Sheriff Tucker stood at the podium with a red face and watery eyes as he spoke to the audience saying that the residents of Mississippi has to do better, referring to the little boy as "an angel for all of us."

"I want to tell you what Kingston did that we failed to achieve here on earth. Kingston brought an entire profession to tears and together," Tucker said followed by applause. "He brought an entire community together. He brought our entire state together, and this nation is watching."
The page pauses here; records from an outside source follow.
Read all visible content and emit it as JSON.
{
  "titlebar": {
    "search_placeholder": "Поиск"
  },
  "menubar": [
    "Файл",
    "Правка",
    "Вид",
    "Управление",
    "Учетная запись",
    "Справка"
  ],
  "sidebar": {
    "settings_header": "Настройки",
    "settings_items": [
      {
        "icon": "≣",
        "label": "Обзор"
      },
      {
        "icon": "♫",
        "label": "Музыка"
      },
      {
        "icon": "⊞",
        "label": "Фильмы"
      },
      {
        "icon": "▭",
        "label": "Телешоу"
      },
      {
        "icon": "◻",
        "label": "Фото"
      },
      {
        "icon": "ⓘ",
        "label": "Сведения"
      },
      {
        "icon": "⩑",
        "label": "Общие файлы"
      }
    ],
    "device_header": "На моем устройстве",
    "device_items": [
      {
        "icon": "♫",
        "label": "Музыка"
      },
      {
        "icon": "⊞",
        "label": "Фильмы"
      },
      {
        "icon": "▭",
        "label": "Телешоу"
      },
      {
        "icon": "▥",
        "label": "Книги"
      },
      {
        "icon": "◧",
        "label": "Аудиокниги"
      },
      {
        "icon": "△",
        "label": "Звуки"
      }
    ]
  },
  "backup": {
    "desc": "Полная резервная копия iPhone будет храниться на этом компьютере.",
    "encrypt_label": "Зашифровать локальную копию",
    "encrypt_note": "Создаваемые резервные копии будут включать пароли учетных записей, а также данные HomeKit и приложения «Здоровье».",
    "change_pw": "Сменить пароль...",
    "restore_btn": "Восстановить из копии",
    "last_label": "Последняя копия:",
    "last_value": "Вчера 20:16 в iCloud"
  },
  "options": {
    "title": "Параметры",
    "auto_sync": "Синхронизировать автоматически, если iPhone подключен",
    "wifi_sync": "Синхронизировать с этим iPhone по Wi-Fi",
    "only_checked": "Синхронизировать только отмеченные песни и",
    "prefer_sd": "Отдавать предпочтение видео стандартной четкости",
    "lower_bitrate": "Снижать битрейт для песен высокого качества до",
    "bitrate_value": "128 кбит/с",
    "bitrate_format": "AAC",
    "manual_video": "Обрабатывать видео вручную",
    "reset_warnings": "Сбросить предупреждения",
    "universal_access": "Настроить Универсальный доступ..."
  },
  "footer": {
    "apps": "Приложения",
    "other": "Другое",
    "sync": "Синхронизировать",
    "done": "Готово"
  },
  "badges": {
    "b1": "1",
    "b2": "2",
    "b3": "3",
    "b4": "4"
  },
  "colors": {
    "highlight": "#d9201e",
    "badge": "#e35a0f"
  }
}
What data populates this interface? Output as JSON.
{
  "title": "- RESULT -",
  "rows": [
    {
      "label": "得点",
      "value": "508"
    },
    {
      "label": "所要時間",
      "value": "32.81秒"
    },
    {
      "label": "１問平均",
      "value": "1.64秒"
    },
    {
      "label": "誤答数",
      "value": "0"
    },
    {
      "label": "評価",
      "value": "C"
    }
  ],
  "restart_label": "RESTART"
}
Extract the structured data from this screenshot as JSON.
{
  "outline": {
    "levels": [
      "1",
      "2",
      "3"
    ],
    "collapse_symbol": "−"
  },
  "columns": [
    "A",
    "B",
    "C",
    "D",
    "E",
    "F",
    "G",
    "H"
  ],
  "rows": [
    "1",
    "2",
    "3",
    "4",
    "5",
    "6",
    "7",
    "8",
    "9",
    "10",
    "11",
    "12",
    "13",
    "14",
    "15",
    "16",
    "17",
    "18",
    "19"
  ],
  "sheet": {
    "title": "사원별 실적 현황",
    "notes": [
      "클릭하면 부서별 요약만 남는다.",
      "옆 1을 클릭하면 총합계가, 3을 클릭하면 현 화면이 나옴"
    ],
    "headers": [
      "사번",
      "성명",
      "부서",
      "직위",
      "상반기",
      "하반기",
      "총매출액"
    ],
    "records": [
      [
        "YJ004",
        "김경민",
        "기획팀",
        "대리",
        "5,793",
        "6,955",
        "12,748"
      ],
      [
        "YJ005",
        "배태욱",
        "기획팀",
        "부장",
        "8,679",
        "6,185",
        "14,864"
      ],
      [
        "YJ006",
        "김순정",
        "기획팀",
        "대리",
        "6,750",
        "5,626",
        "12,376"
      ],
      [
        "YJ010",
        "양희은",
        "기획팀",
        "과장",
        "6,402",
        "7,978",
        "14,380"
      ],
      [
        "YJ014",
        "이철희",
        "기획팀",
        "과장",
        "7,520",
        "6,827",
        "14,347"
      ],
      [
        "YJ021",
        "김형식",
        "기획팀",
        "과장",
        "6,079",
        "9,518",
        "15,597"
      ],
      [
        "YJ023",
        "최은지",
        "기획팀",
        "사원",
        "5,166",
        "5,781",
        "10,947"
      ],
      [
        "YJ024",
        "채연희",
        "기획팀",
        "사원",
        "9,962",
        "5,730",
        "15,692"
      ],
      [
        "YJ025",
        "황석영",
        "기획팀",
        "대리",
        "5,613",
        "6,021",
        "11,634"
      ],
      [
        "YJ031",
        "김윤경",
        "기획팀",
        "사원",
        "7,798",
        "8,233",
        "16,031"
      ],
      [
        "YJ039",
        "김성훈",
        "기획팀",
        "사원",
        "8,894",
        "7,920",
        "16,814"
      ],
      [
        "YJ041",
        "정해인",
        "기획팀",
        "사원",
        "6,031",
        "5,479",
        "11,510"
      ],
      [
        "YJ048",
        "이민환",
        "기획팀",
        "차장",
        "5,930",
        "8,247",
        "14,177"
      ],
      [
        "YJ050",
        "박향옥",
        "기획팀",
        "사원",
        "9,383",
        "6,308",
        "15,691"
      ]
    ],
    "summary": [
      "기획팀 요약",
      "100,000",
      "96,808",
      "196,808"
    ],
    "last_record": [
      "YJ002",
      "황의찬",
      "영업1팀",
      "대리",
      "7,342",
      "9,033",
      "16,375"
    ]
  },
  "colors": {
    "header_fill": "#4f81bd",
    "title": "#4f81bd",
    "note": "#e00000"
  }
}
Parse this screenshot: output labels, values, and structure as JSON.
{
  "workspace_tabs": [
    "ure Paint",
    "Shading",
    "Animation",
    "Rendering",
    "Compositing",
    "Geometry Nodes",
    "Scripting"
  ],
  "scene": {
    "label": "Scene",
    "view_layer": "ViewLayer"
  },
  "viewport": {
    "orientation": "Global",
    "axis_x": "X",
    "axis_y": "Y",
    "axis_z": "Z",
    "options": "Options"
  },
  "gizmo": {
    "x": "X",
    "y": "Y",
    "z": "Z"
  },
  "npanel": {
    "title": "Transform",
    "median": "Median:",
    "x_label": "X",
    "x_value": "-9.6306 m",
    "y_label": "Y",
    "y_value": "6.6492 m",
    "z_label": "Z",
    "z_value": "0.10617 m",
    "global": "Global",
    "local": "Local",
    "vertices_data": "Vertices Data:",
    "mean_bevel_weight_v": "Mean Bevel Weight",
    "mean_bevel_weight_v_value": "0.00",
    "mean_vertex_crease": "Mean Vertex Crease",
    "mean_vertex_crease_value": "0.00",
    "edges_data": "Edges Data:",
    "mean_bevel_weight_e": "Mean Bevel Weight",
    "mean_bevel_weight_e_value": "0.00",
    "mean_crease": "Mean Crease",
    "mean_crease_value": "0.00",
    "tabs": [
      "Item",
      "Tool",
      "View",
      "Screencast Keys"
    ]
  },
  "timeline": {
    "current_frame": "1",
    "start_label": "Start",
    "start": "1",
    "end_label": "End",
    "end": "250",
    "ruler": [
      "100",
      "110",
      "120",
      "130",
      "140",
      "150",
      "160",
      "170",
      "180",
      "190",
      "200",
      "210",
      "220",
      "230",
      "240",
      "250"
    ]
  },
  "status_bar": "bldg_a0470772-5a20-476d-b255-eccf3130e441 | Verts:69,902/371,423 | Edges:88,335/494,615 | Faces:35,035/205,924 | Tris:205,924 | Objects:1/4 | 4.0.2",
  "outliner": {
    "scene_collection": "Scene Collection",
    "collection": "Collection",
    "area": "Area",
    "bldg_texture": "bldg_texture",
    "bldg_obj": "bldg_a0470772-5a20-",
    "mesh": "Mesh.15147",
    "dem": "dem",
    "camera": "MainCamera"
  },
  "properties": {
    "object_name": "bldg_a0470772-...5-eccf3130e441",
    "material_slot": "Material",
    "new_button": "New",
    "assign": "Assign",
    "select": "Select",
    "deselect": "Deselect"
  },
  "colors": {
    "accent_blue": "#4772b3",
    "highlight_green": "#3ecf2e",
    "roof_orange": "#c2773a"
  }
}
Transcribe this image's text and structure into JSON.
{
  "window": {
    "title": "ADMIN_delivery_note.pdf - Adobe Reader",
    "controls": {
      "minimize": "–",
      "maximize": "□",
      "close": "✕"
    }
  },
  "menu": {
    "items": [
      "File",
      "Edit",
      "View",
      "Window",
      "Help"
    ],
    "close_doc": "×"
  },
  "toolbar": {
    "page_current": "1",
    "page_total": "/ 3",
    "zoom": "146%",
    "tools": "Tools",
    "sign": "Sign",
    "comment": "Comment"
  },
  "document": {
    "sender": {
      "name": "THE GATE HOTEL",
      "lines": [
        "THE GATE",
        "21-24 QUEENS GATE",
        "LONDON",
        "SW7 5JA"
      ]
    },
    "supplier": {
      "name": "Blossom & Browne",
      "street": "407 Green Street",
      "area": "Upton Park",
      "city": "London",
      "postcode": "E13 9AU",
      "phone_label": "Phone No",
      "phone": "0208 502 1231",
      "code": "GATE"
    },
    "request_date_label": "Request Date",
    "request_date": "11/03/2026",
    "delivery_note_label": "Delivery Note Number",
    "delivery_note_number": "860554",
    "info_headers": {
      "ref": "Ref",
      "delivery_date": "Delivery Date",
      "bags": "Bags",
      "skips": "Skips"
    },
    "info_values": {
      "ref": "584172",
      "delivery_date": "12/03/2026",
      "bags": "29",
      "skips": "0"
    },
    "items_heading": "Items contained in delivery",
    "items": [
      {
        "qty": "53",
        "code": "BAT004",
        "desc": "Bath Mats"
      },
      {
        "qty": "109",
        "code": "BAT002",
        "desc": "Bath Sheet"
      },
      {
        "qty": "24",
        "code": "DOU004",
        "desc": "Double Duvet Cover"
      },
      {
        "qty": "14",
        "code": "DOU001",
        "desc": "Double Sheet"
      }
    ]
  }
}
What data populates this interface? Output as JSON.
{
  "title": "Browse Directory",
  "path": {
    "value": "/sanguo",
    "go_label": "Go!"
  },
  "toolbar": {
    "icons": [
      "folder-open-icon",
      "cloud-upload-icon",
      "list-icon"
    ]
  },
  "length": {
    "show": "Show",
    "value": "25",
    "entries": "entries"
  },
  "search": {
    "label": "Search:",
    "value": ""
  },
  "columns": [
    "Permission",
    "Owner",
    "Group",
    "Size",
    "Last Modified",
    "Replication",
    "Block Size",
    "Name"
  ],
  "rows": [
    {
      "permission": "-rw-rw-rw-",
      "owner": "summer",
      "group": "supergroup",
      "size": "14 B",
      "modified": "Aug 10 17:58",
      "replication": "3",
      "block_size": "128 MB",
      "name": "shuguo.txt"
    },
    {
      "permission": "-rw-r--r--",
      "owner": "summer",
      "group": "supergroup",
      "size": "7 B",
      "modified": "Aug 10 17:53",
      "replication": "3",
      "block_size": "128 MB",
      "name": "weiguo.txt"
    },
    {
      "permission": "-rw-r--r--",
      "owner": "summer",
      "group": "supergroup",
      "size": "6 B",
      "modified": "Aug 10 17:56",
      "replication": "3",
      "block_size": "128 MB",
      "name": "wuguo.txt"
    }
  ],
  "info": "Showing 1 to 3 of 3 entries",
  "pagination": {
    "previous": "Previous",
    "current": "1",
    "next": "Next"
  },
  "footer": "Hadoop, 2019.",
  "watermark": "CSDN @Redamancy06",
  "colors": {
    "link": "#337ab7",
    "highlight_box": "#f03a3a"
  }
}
The Democratic nominee for Jackson mayor, Chokwe Antar Lumumba, shared that as a father he was deeply affected. He said his 3-year-old daughter and wife, Ebony, were at the same Kroger earlier the day Kingston was kidnapped.

'Am I fresh?'

Kimberly Smith, principal at North Jackson Elementary School, presented a resolution in memory of Kingston, whom she described as a "thriving kindergartner who loved math, play time, and demanding attention." The principal said that Kingston will always be remembered for his role in a Jackson 5 skit. Kingston's teachers accompanied Smith.

One of the teachers shared her memories of teaching Frazier. "He would finish all of his work just so he can talk and play with his friends," she said. She cried, describing how she comforted Kingston when he cried. "I would say, 'Come here, Kingston,' and I would rub his face, and I would tell him, 'You know we don't cry in this room; clean your face and stop that.'"

Many of Kingston's cousins, of all ages, shared poems and memorable moments they had with him before he was killed. Applause and words of encouragement replaced silence as Kingston's uncle, Martin Archie, struggled to talk about his nephew with whom he shared a special bond. Archie took many deep breaths, saying Kingston never had a sad moment; he was always happy.

"All I can remember is him calling me the day before his graduation saying, 'Are you coming to my graduation? Bring me some balloons.' His favorite words was, ya know, he get ready for school and say, 'Hey, how I look today? Am I fresh?'" The audience broke into laughter.

"I used to say, "Yeah, Kingston, you look good. Be good in school."

Kingston's parents and grandparents did not get up to speak but instead left tributes in his obituary. His family wore the color green, which was one of the boy's favorite colors, and buttons that had Kingston's handprint from school.

It was a celebration fit for a king.